Einen Schweizer «mRNA-Hub» fordert Steve Pascolo bereits seit 2006. Der Biologe forscht schon seit zwanzig Jahren an der Technologie. «An diesem Forschungsstandort könnte die mRNA-Technologie ständig verbessert werden. Dazu muss man mit den Methoden Schritt halten können, die ständig weiterentwickelt werden.» Schon heute werde mRNA nicht mehr gleich hergestellt, wie vor zwei Jahren. «Dazu braucht es finanzielle Mittel und Platz. Und zwar nicht nur für ein oder zwei Jahre, sondern langfristig, damit wir ein Expertenzentrum aufbauen und eine führende Rolle übernehmen können.»

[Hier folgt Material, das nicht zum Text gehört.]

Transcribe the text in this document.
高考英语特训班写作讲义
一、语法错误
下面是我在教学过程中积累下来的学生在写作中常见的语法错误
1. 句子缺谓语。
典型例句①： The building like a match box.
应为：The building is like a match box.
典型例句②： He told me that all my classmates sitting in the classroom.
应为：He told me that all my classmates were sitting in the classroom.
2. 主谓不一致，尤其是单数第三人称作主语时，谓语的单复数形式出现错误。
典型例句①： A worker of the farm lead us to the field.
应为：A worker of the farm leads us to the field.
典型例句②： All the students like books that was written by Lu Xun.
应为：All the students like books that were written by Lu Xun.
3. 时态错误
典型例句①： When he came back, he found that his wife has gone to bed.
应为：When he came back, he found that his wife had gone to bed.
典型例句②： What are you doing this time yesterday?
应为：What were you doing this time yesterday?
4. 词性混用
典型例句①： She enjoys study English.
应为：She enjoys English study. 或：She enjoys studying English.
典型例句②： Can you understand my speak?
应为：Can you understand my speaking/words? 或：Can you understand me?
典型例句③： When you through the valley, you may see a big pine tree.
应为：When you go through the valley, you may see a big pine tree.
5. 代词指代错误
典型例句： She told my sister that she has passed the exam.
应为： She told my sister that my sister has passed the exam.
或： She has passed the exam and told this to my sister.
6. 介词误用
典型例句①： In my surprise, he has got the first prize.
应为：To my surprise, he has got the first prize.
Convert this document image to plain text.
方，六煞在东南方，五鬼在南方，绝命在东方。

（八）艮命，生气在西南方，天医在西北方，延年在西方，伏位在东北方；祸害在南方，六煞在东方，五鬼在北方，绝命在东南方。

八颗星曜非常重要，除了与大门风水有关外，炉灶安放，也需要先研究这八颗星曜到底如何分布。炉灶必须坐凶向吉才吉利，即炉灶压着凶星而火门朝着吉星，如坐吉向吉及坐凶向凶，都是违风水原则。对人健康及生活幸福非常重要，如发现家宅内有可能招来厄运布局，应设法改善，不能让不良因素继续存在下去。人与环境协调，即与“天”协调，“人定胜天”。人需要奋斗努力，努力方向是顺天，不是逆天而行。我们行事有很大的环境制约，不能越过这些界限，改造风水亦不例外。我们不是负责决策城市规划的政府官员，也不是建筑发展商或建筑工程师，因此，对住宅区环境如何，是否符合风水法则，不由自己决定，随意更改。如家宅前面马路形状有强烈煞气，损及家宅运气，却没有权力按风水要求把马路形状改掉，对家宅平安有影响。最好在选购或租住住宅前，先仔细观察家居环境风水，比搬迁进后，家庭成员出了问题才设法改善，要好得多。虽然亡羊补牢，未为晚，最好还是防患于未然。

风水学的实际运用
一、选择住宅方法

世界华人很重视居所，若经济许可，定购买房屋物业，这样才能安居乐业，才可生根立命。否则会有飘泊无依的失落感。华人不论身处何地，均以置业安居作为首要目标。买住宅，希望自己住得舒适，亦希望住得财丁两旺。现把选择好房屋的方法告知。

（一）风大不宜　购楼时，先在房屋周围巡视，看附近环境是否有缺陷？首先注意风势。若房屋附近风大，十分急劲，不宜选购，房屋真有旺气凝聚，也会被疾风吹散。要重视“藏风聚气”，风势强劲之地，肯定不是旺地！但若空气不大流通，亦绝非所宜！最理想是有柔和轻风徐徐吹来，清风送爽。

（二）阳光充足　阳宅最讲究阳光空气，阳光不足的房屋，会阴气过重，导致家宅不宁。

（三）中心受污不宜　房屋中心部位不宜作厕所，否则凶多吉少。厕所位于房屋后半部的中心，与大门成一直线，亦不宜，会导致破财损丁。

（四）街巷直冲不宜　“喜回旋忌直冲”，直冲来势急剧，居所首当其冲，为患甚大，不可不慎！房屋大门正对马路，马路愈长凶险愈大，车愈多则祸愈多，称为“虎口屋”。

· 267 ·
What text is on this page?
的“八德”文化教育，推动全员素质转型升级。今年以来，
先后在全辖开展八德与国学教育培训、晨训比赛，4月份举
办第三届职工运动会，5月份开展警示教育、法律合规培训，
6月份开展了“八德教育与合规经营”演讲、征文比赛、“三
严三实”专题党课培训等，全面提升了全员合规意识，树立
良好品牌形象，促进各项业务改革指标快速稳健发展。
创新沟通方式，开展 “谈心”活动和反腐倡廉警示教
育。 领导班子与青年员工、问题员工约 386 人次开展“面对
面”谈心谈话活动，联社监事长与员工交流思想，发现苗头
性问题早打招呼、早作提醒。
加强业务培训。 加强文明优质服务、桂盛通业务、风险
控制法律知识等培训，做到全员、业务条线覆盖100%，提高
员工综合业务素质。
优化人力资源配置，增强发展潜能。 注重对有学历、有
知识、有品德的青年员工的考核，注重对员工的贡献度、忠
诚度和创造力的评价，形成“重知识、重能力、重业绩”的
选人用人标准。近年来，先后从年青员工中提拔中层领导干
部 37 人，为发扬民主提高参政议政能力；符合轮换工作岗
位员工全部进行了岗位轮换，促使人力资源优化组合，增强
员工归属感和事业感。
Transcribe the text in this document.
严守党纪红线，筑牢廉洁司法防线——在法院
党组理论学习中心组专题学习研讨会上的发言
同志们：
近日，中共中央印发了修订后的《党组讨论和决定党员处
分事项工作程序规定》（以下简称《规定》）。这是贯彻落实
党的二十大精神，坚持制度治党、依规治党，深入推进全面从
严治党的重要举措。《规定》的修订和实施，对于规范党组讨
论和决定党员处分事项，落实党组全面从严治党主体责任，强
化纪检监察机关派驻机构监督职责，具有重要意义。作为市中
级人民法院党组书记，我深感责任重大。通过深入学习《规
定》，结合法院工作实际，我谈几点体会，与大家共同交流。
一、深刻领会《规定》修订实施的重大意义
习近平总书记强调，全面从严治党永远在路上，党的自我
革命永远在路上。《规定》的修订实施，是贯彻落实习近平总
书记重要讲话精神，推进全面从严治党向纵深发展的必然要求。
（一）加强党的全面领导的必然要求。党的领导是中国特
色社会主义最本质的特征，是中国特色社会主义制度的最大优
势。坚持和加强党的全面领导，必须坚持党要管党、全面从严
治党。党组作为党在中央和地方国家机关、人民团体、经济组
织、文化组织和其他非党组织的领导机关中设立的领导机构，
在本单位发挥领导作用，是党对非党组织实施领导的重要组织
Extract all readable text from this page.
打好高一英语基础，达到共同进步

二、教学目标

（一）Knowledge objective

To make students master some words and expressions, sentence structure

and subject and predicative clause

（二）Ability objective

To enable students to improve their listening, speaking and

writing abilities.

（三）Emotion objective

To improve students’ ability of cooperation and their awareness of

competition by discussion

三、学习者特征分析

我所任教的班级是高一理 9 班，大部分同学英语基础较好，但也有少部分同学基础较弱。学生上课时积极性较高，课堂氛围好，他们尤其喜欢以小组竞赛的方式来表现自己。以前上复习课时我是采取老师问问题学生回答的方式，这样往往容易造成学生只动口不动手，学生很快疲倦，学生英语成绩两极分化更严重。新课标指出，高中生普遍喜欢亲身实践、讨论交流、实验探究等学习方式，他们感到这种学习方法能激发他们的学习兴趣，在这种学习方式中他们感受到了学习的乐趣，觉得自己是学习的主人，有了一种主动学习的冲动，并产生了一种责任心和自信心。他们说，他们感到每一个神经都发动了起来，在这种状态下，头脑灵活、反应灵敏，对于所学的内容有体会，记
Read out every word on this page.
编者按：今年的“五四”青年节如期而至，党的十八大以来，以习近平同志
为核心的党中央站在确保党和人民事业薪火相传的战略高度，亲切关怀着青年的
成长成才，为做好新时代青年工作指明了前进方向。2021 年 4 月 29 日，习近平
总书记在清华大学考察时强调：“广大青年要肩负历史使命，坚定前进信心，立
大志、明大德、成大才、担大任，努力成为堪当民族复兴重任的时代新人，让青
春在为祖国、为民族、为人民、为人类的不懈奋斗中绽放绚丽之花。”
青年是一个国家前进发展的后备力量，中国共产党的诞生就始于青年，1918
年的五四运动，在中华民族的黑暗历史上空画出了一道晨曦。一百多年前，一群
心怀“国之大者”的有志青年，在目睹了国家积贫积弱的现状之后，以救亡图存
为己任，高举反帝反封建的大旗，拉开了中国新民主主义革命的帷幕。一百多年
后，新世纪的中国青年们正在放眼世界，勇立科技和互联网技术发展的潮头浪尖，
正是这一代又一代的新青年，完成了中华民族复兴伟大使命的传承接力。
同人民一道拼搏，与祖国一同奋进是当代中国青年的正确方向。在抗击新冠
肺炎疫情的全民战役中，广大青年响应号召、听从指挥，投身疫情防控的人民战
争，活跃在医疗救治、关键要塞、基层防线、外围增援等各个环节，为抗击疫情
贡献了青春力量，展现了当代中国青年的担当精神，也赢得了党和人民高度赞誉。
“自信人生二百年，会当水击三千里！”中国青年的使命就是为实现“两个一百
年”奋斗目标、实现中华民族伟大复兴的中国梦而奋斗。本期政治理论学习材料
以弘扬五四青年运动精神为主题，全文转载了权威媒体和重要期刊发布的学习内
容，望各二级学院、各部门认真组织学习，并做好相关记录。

Pascolo würde auch eine Impfstoffproduktion im eigenen Land befürworten: «Die Schweiz ist unabhängig und hat eine starke Armee. Eine unabhängige Kapazität, um die Schweizer Bürger vor einer Pandemie zu schützen, würde passen.»

Auch Christoph Berger, Präsident der Eidgenössischen Kommission für Impffragen (EKIF), fordert, dass die Schweiz in die Erforschung von Impfstoffen investiert, um für künftige Epidemien oder Pandemien besser gewappnet zu sein. Auch hält er es für sinnvoll, dass der Bund mit solchen Herstellern Verträge für solche Impfstoffe mache.